« Tête de linotte », « cervelle de moineau » : la volaille souffre d'une réputation d'écervelée tenace. Notre animal de la semaine, la poule, mérite pourtant qu'on la regarde autrement. Des expériences montrent qu'elle sait, à sa façon, évaluer des quantités et se maîtriser. Rien de moins.
Des poussins qui choisissent le plus gros tas
L'expérience clé, rapportée par Futura Sciences, est d'une simplicité éclairante. On présente à des poussins âgés de cinq jours seulement deux boîtes : l'une contient un jouet, l'autre plusieurs.
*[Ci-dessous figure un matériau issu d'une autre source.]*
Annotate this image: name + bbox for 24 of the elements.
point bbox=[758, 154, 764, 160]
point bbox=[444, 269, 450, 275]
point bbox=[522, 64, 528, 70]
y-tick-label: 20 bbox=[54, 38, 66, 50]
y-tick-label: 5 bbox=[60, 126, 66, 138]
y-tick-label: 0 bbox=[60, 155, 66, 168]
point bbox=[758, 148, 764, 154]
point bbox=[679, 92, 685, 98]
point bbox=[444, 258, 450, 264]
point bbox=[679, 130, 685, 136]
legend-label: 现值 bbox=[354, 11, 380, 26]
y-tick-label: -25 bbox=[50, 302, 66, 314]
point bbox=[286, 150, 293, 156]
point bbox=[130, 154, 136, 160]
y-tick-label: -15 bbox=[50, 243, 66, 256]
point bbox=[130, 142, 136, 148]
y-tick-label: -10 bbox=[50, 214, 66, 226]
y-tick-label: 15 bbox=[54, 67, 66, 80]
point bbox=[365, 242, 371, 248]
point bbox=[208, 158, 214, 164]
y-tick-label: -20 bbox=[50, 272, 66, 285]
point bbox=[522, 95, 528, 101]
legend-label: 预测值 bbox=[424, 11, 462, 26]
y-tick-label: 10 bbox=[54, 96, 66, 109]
Le résultat est net : spontanément, sans apprentissage, les poussins se dirigent vers la boîte qui en contient le plus. À cinq jours, ces oisillons distinguent donc déjà « plus » de « moins » et agissent en conséquence pour maximiser leur intérêt. C'est le signe d'une aptitude précoce à évaluer les quantités.
Compter, ou estimer ? La nuance compte
Il faut ici être précis, car les mots ont un sens. Ce que montre l'expérience, c'est une capacité à comparer des quantités et à choisir la plus grande. Parler de « compter » au sens humain, en énumérant un, deux, trois, serait aller trop loin.
Les chercheurs eux-mêmes restent prudents et évoquent une capacité « à compter, ou à estimer une quantité ». La distinction est importante : on observe un comportement de choix fondé sur la numérosité, pas nécessairement un calcul abstrait. C'est déjà remarquable, mais il ne faut pas prêter à la poule plus que ce que les faits établissent.
Pas seulement des quantités : la maîtrise de soi
L'autre surprise dépasse le simple comptage. Selon l'article, les poules sont aussi capables de contrôle de soi : elles acceptent d'attendre pour obtenir une récompense plus importante, plutôt que de se jeter sur une gratification immédiate mais moindre.
Or renoncer à un bénéfice immédiat en vue d'un gain futur suppose une forme d'anticipation et de patience. Chez l'humain, cette capacité est associée à la réflexion et à la planification. La retrouver chez la poule invite à revoir sérieusement l'idée d'un animal purement instinctif.
Ce que cela change pour notre regard
Ces observations s'inscrivent dans un mouvement scientifique plus large, qui ne cesse de rehausser le niveau de cognition prêté aux oiseaux. Corbeaux fabriquant des outils, perroquets au vocabulaire étendu, et désormais poules capables d'estimer et de patienter : la vieille hiérarchie qui plaçait les oiseaux tout en bas de l'intelligence animale vacille.
Au-delà de la curiosité, cette lecture a une portée concrète. Reconnaître qu'un animal d'élevage aussi commun que la poule possède une vie mentale plus riche qu'on ne le pensait nourrit, légitimement, la réflexion sur la façon dont nous le traitons. La prochaine fois que vous croiserez une poule, souvenez-vous que derrière son œil rond se cache un petit calculateur, plus futé que les expressions de notre langue ne le laissent croire.